Siestes courtes en journée : un rempart possible contre l’infarctus ? Ce que révèle la science

Image d'illustration. Femme siesteADN
De récentes études s'intéressent à l'impact des siestes courtes prises en journée sur la santé cardiaque. Les chercheurs examinent si ce temps de repos pourrait contribuer à réduire les risques d’infarctus et à préserver le cœur.
Tl;dr
- Courtes siestes réduisent stress et pression artérielle.
- Napping améliore la santé cardiaque et la variabilité du rythme.
- Bénéfices prouvés, mais ne remplace pas le sommeil nocturne.
Prévenir l’infarctus : et si la solution passait aussi par la sieste ?
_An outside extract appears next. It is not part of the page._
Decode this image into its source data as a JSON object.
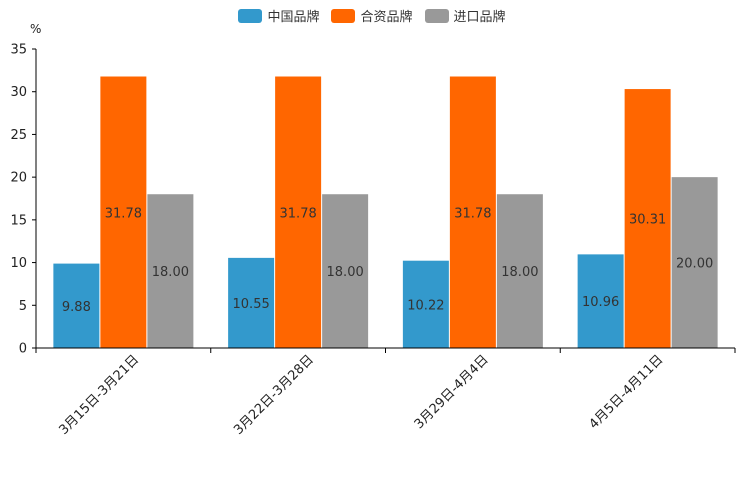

Si l’on évoque souvent l’importance d’une alimentation équilibrée ou de l’activité physique pour prendre soin de son cœur, un autre allié discret commence à se distinguer : la sieste diurne. Longtemps reléguée au rang de luxe ou de fainéantise, elle pourrait bien avoir sa place dans l’arsenal de prévention contre les maladies cardiovasculaires.
L’apport méconnu des micro-siestes pour le cœur
Quand le corps manque de repos ou subit un stress chronique, il libère davantage d’hormones comme le cortisol, connues pour augmenter la tension artérielle et favoriser une inflammation délétère pour les artères. Or, selon plusieurs études dont une publiée dans les Archives of Internal Medicine, des pauses courtes durant la journée réduiraient ces effets nocifs. En stimulant le système nerveux parasympathique – parfois surnommé « rest and digest » –, ces moments de repos favorisent une détente profonde et permettent au cœur de récupérer.
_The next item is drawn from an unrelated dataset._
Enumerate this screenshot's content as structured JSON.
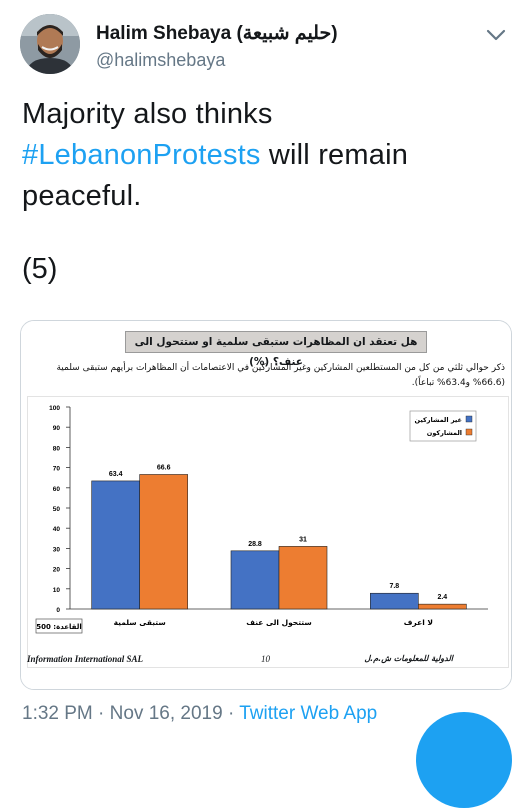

Les bénéfices se déclinent ainsi :
- Baisse de la pression artérielle grâce à une vasodilatation accrue et une diminution des hormones du stress.
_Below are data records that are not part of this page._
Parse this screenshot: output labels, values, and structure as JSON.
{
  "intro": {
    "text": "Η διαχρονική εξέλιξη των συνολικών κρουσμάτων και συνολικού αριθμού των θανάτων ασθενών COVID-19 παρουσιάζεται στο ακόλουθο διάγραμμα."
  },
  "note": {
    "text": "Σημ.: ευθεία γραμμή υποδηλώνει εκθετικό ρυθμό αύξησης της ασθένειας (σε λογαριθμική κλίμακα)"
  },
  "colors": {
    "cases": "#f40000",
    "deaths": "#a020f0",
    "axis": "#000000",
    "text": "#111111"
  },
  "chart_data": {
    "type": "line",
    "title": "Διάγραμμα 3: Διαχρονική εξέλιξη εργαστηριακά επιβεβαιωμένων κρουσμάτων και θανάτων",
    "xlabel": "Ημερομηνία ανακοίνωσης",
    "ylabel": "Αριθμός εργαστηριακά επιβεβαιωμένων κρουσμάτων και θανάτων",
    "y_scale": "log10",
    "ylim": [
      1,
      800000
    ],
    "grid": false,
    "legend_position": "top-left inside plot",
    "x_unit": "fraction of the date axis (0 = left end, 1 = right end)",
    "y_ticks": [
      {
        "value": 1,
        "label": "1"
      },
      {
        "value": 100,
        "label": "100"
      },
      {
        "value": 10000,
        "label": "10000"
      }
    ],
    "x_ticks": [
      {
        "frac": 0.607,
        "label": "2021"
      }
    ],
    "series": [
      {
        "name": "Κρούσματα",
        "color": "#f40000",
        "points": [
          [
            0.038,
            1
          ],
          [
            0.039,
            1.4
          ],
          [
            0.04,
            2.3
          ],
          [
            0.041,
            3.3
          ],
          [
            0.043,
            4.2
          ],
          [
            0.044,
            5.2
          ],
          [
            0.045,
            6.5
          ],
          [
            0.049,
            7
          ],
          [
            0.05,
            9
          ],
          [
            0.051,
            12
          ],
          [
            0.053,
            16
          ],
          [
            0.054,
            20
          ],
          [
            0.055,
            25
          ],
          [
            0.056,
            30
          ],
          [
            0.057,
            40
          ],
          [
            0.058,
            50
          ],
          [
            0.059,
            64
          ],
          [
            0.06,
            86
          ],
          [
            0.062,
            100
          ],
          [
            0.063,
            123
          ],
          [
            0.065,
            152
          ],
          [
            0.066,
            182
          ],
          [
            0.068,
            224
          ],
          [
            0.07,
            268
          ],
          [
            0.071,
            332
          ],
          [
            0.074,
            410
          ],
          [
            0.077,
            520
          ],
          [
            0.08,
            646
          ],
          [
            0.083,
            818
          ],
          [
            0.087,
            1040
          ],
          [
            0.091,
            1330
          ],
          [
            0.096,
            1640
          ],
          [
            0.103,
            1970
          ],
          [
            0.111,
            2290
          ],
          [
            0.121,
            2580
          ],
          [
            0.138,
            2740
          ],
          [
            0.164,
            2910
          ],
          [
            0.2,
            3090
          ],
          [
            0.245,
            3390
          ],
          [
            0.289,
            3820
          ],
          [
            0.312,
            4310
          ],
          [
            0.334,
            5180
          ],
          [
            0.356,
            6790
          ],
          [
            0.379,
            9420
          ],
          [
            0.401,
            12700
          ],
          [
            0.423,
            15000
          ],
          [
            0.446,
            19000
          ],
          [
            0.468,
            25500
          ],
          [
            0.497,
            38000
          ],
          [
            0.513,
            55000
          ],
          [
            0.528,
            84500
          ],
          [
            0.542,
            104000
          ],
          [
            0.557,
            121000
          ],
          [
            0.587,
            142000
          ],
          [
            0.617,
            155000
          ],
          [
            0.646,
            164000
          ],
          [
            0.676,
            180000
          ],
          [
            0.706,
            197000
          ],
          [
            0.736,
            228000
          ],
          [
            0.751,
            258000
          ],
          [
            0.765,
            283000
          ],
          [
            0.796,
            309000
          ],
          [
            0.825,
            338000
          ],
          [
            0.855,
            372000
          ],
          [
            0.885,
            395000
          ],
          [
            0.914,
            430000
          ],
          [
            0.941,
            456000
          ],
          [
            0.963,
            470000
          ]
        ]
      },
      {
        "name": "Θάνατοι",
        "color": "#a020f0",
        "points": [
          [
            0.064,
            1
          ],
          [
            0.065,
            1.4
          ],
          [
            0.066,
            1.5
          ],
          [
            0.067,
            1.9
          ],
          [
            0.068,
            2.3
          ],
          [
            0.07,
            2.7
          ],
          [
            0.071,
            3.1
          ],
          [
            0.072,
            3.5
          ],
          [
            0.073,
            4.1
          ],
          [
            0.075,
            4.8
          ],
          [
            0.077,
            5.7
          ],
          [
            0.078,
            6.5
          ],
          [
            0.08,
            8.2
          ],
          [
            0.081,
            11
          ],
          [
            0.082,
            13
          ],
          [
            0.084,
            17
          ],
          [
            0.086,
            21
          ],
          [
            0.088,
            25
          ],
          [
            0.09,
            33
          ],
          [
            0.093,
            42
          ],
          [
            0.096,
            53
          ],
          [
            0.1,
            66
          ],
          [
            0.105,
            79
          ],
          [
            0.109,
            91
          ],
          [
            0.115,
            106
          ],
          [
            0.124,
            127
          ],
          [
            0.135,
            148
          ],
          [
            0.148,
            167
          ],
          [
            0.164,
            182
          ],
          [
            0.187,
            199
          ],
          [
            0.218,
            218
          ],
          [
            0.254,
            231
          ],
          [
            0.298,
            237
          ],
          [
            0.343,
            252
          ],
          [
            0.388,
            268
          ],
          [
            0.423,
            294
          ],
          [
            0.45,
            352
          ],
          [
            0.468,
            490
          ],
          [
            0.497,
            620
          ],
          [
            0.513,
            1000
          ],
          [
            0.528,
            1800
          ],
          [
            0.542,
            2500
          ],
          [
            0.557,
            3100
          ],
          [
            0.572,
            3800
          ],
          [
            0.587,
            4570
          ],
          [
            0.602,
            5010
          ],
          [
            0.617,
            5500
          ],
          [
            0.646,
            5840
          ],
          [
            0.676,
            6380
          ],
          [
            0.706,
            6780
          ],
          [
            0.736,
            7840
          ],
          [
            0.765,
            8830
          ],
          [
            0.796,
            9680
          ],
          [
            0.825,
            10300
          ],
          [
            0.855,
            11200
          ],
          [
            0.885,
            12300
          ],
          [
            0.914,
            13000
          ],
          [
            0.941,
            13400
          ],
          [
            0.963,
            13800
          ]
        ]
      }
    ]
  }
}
- Diminution du risque cardiovasculaire, notamment chez ceux qui dorment moins la nuit ou connaissent un niveau élevé d’anxiété.
- Amélioration de la variabilité du rythme cardiaque (HRV), reflet d’un meilleur équilibre physiologique face au stress.
Comment profiter au mieux des bienfaits ?
Pas question ici de céder à la tentation des longues grasses matinées : c’est dans les siestes brèves, entre 12 et 30 minutes, que réside l’intérêt majeur. Dépasser les quarante minutes expose à ce qu’on appelle « inertie du sommeil » : un réveil difficile, parfois confusant, sans réel bénéfice supplémentaire pour le cœur. À l’inverse, un court temps d’arrêt en milieu de journée dynamise, rafraîchit l’esprit et s’inscrit comme un geste protecteur. Les populations méditerranéennes adeptes du « seste » voient d’ailleurs leurs taux d’accidents cardiaques plus faibles, preuve supplémentaire selon certains experts.
Une pratique complémentaire au sommeil nocturne
Gardons toutefois à l’esprit que rien ne saurait remplacer un vrai repos nocturne. Les recommandations convergent : il faut entre sept et neuf heures de sommeil réparateur chaque nuit. La sieste vient en appoint — particulièrement utile aux personnes soumises à des horaires décalés ou présentant déjà un risque accru — mais ne remplace pas le socle fondamental d’un bon sommeil.
Pourquoi ne pas s’autoriser cette parenthèse quotidienne, désormais validée par la science ? Pour votre cœur, c’est peut-être le plus simple des réflexes santé à adopter dès aujourd’hui.